Lake Huron tansy grows approximate 12” tall from 1-3 stems. If any part of the plant is crushed a very distinct odor is released, similar to the common garden tansy.

Lake Huron tansy typically blooms during the months of late June through early August. The flower is a yellow “daisy type” flower, composed of many smaller flowers. The flower head is made up of disk flowers and ray flowers fill in around the outer rim of the head. The flowers are typically 13-19mm in diameter.

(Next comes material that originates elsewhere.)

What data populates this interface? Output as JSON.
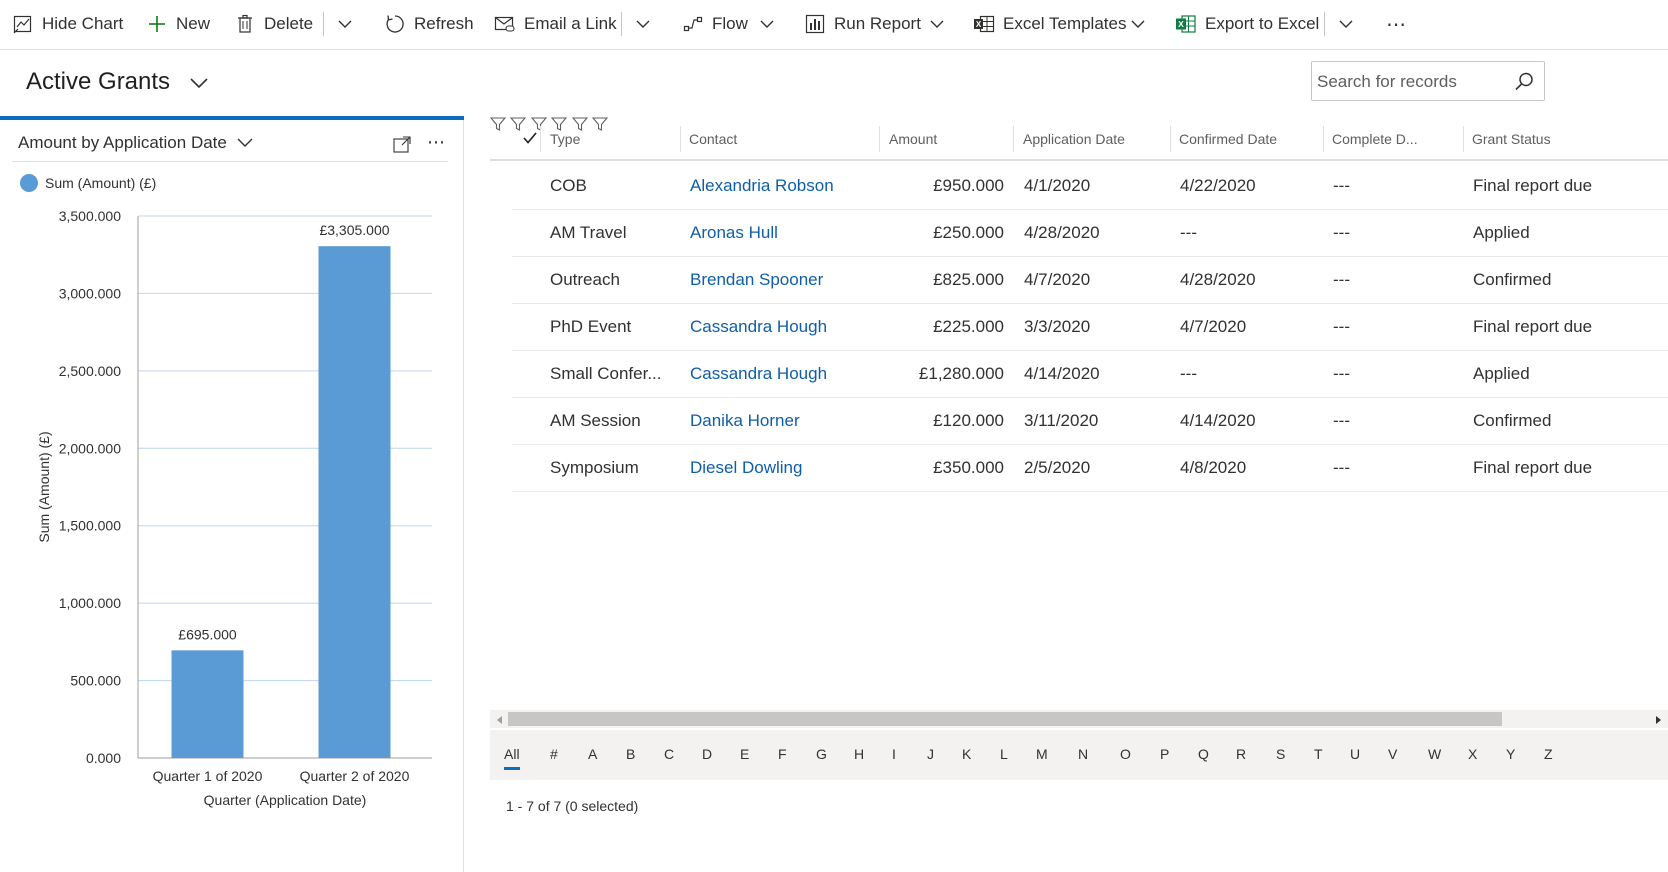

The leaves are visually lacy and hairy. The structure of the leaves are bipinnately compound between 23 and 26 cm long and 3 to 9 cm wide.

== Conservation ==
Tanacetum huronense is currently being monitored by various states and countries. It is currently a threatened species in Michigan and endangered in Wisconsin. In addition, Lake Huron tansy is a special concern species in some Canadian provinces. According to the Wisconsin DNR, this species has a very high priority for conservation due to very few natural occurrences.

In Michigan, Lake Huron tansy is threatened by invasive species such as spotted knapweed and baby’s breath. In addition, this species is threatened by habitat destruction and disturbances from humans.